Five years ago hip-hop books didn't take up much shelf space in most bookstores. The perception among publishers was that books about rappers, and rap itself, couldn't sell, but that's no longer the case. In the past year, nearly a dozen books about hip-hop, from bestselling memoirs by big-name artists to serious-minded historical examinations of the musical form, have hit shelves. The publishers behind these books say the change is a testament to a shift in both the culture at large and the industry's realization that people who listen to hip-hop can, and will, buy books.

Although it's impossible to pinpoint exactly when trade houses began taking hip-hop seriously, Da Capo senior editor Ben Schafer believes a string of successful books about Tupac Shakur (from bios like Basic Civitas's 2002 Holler if You Hear Me by Michael Eric Dyson to collections of the rapper's prose) helped establish the notion that hip-hop books were marketable.
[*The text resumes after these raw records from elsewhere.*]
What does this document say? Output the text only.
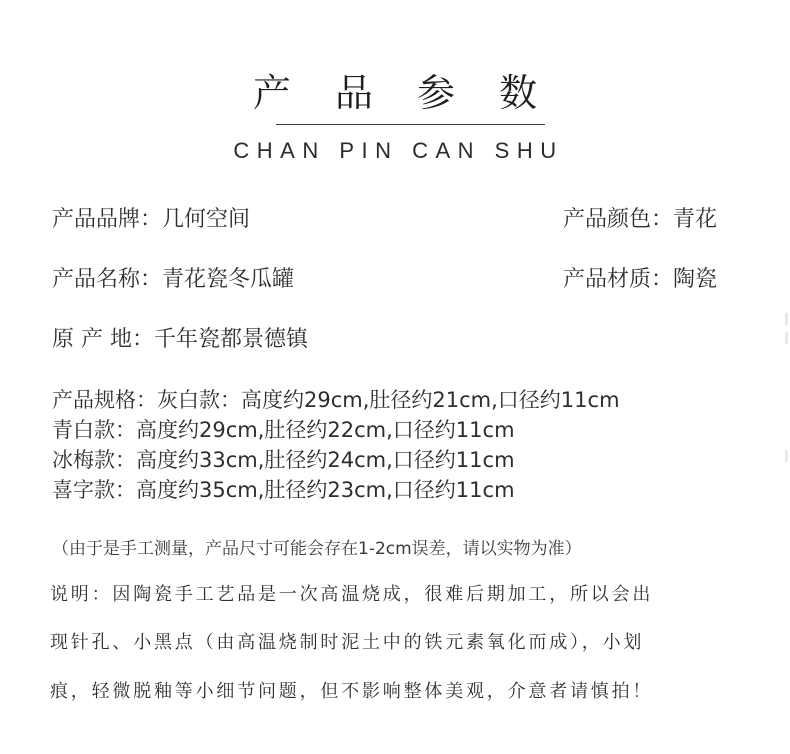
产 品 参 数
CHAN PIN CAN SHU
产品品牌：几何空间	产品颜色：青花
产品名称：青花瓷冬瓜罐	产品材质：陶瓷
原 产 地：千年瓷都景德镇
产品规格：灰白款：高度约29cm,肚径约21cm,口径约11cm
青白款：高度约29cm,肚径约22cm,口径约11cm
冰梅款：高度约33cm,肚径约24cm,口径约11cm
喜字款：高度约35cm,肚径约23cm,口径约11cm
（由于是手工测量，产品尺寸可能会存在1-2cm误差，请以实物为准）
说明：因陶瓷手工艺品是一次高温烧成，很难后期加工，所以会出
现针孔、小黑点（由高温烧制时泥土中的铁元素氧化而成），小划
痕，轻微脱釉等小细节问题，但不影响整体美观，介意者请慎拍！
Schafer, who's editing Third Coast: OutKast, Timbaland and the Rise of Dirty South Hip Hop (scheduled to bow in August 2006 with a 30,000-copy printing), said he thinks the trend has something to do with timing and a desire for fresh music books. "Hip-hop is now over 20 years old... and rock 'n' roll has been documented ad nauseam." That the kids who grew up listening to Run-DMC and watching Yo! MTV Raps are now in their more book-buying late 20s and early 30s also helped persuade publishers to try the market.

This set of readers, presumably ready for literate books that tell the story behind hip-hop while also placing the music in a larger political and socioeconomic context, is one publishers are now addressing. From the critically well-received St. Martin's February 2005 title by Jeff Chang, Can't Stop Won't Stop: A History of the Hip Hop Generation (currently with 40,000 copies in print and recently voted Best Music Book of 2005 by New York magazine) to more recent titles like Knopf's November Triksta: Life and Death and New Orleans Rap by Nik Cohn and Amistad's October 2005 Raising Hell: The Reign, Ruin and Redemption of Run-DMC and Jam Master Jay by Ronin Ro,there is now plenty of room for literary journalistic books about hip-hop and its effect on culture. Craig Pyette, an editor for Random House Canada, certainly has high literary aspirations for Enter the Babylon System by Rodrigo Bascunan and Christian Pearce. The book, which will be released January 2007 in Canada (no U.S. publisher yet), documents the history of the gun from a hip-hop perspective. Pyette likens it to Naomi Klein's 2002 deconstruction of our brand-driven culture, No Logo. And, like Schafer, Pyette sees his potential audience as 20- and 30-somethings who "represent the maturation of the hip-hop generation... and are ready for journalistic voices to represent their perspective"; they're also, in his opinion, "a target group to buy a hardcover book."

Sloane Crosley, a senior publicist at Vintage/Anchor Books who is currently promoting the Anchor paperback original Queens Reigns Supreme: Fat Cat, 50 Cent, and the Rise of the Hip Hop Hustler, penned by New York magazine writer Ethan Brown,is casting a wider net for her title. Crosley said the marketing efforts for the book, which debuted on December 6 with 50,000 copies, have been aimed at "two fairly disparate audiences simultaneously: younger hip-hop fans—those who know that a G-Unit [the name of 50 Cent's posse] isn't a chemistry term or a hospital wing—and the more established book-buying consumer." With that in mind, Crosley looked to tap the former group first through pieces in the New York Post's gossip column, along with coverage in hip-hop blogs and hip-hop—centric magazines like Don Diva and XXL. The initial press, said Crosley, gave Brown's book "a little street cred" and made it easier to get bites from more familiar book outlets like NPR, the Wall Street Journal and Esquire.

Lauren McKenna, a senior editor at Pocket/MTV Books, which published 50 Cent's bestselling memoir From Pieces to Weight in August and recently launched a street fiction line with the superstar rapper, said the literary dam has broken on hip-hop because the music itself has become undeniably mainstream. While hip-hop books have been around for a while, McKenna said, "only now are the major chains and accounts understanding the buying potential of these customers." Hip-hop, she noted, "is a relatively new brand of music, so only now are we seeing its repercussions in the book world."